La somme de 450 millions de dollars a été évoquée ces jours-ci comme prix de vente du Canadien. Possible, mais au-delà du prix et de l'identité des finalistes, il est tout aussi intéressant d'identifier et d'analyser les facteurs qui feront pencher la balance dans un sens ou dans l'autre.

L'un de ces facteurs est assurément la qualité des équipes de négociation en place, parmi lesquelles on retrouve des avocats. Vous pouvez être certain que tous les acheteurs se sont assurés d'avoir les meilleurs conseillers juridiques à leurs côtés. Pour faire une analogie avec le hockey, les acheteurs ont composé leur équipe en plaçant les meilleurs avocats sur leur premier trio!

Pas étonnant, donc, que tous les grands cabinets de Montréal soient dans le coup d'une manière ou d'une autre, et, signe que le dossier avance bien et vite, les cabinets qui rêvaient de travailler sur le dossier il y a quelques semaines à peine ont depuis été appelés à la rescousse. Facile à savoir, ils ne répondent plus aux appels des journalistes!

Un conseiller stratégique

Dans ce type de vente aux enchères, quel rôle peut bien jouer un avocat? En fait, ça dépend des acheteurs. Pour certains, l'avocat est l'emmerdeur de service, l'empêcheur de tourner en rond, celui qui met des bâtons dans les roues avec ces clauses contraignantes et ses multiples objections. Pour ceux-là, l'avocat n'aura pas grand-chose à dire dans les négos.

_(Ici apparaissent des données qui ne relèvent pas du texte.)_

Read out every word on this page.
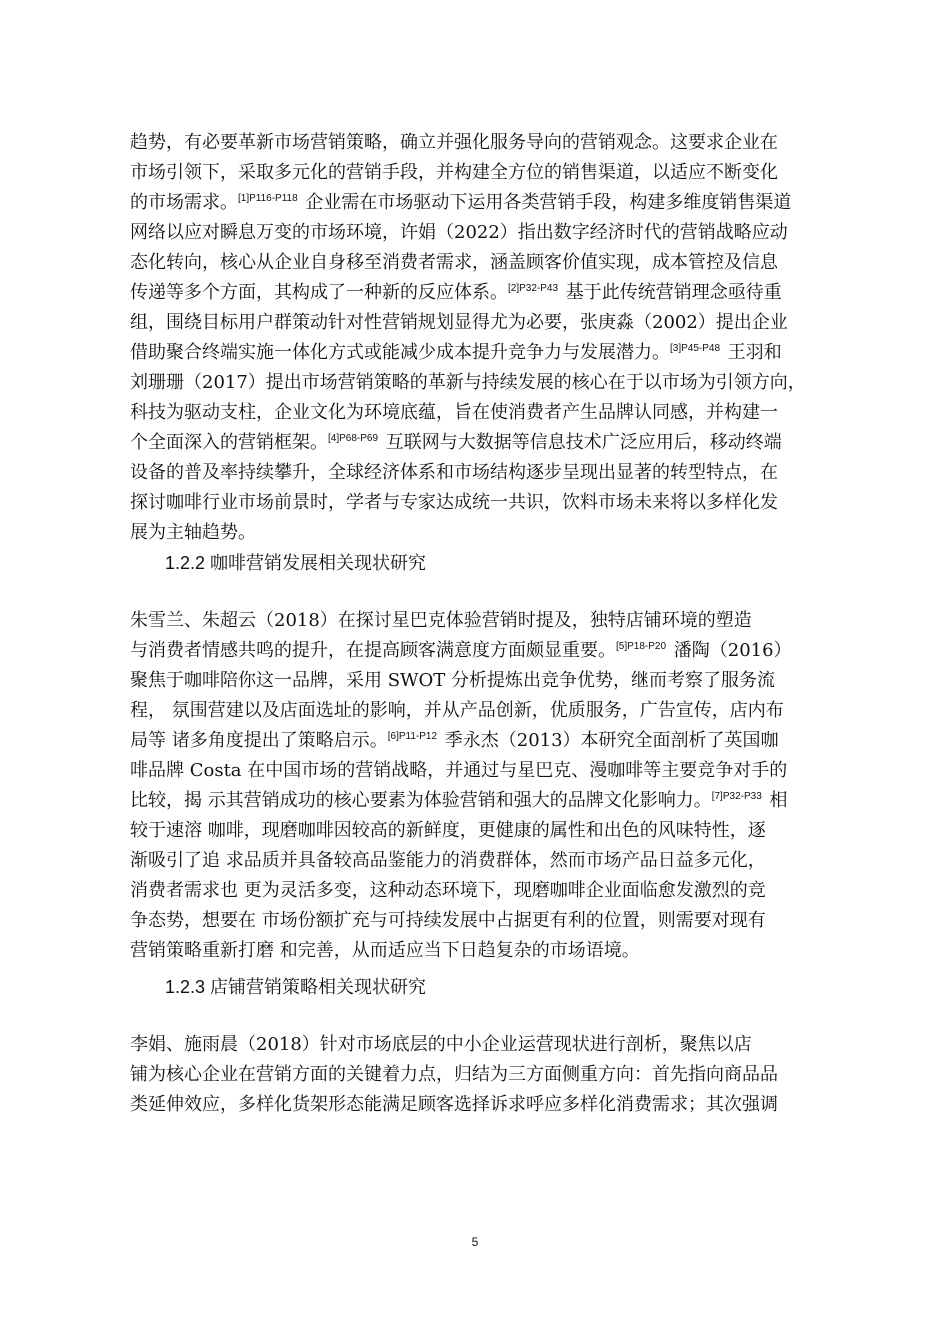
趋势，有必要革新市场营销策略，确立并强化服务导向的营销观念。这要求企业在
市场引领下，采取多元化的营销手段，并构建全方位的销售渠道，以适应不断变化
的市场需求。$^{[1]P116-P118}$ 企业需在市场驱动下运用各类营销手段，构建多维度销售渠道
网络以应对瞬息万变的市场环境，许娟（2022）指出数字经济时代的营销战略应动
态化转向，核心从企业自身移至消费者需求，涵盖顾客价值实现，成本管控及信息
传递等多个方面，其构成了一种新的反应体系。$^{[2]P32-P43}$ 基于此传统营销理念亟待重
组，围绕目标用户群策动针对性营销规划显得尤为必要，张庚淼（2002）提出企业
借助聚合终端实施一体化方式或能减少成本提升竞争力与发展潜力。$^{[3]P45-P48}$ 王羽和
刘珊珊（2017）提出市场营销策略的革新与持续发展的核心在于以市场为引领方向，
科技为驱动支柱，企业文化为环境底蕴，旨在使消费者产生品牌认同感，并构建一
个全面深入的营销框架。$^{[4]P68-P69}$ 互联网与大数据等信息技术广泛应用后，移动终端
设备的普及率持续攀升，全球经济体系和市场结构逐步呈现出显著的转型特点，在
探讨咖啡行业市场前景时，学者与专家达成统一共识，饮料市场未来将以多样化发
展为主轴趋势。
1.2.2 咖啡营销发展相关现状研究
朱雪兰、朱超云（2018）在探讨星巴克体验营销时提及，独特店铺环境的塑造
与消费者情感共鸣的提升，在提高顾客满意度方面颇显重要。$^{[5]P18-P20}$ 潘陶（2016）
聚焦于咖啡陪你这一品牌，采用 SWOT 分析提炼出竞争优势，继而考察了服务流
程， 氛围营建以及店面选址的影响，并从产品创新，优质服务，广告宣传，店内布
局等 诸多角度提出了策略启示。$^{[6]P11-P12}$ 季永杰（2013）本研究全面剖析了英国咖
啡品牌 Costa 在中国市场的营销战略，并通过与星巴克、漫咖啡等主要竞争对手的
比较，揭 示其营销成功的核心要素为体验营销和强大的品牌文化影响力。$^{[7]P32-P33}$ 相
较于速溶 咖啡，现磨咖啡因较高的新鲜度，更健康的属性和出色的风味特性，逐
渐吸引了追 求品质并具备较高品鉴能力的消费群体，然而市场产品日益多元化，
消费者需求也 更为灵活多变，这种动态环境下，现磨咖啡企业面临愈发激烈的竞
争态势，想要在 市场份额扩充与可持续发展中占据更有利的位置，则需要对现有
营销策略重新打磨 和完善，从而适应当下日趋复杂的市场语境。
1.2.3 店铺营销策略相关现状研究
李娟、施雨晨（2018）针对市场底层的中小企业运营现状进行剖析，聚焦以店
铺为核心企业在营销方面的关键着力点，归结为三方面侧重方向：首先指向商品品
类延伸效应，多样化货架形态能满足顾客选择诉求呼应多样化消费需求；其次强调
5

Dans ce cas-ci, il est toutefois beaucoup plus probable que l'avocat soit perçu comme l'un des membres clés de l'équipe de négociateurs. Car au prix qu'ils sont payés - entre 600$ et 900$ l'heure -, les avocats spécialistes en fusions et acquisitions sont en fait bien plus que des avocats. Les clients les considèrent comme des conseillers stratégiques, ceux dont les recommandations peuvent faire une différence dans le résultat final. Certains acheteurs du CH sont tellement friands de leurs conseils qu'ils ont réquisitionné les services non pas d'un, non pas de deux, mais de trois bureaux d'avocats!

Pour vous donner une idée à quel point le choix de l'avocat est important aux yeux des acheteurs, certains ont accepté d'être représentés par le même cabinet. Non pas par le même avocat, ça n'aurait aucun sens, mais par des équipes distinctes du même bureau. Ainsi, durant tout le processus, ces avocats seront séparés par un "mur de Chine", le jargon qu'on emploie dans le milieu pour dire qu'ils n'auront pas le droit de se parler jusqu'à la conclusion de la transaction.

Dans ce type de transactions, l'expérience de l'avocat en chef est primordiale, voire déterminante. On fait appel à son pif pour tenter de savoir ce qui se passe dans la tête du vendeur et de son avocat. L'avocat doit être capable de bien jauger le délicat équilibre entre le prix offert et les clauses demandées. Plus on offre gros, plus on peut exiger des clauses et garanties du vendeur.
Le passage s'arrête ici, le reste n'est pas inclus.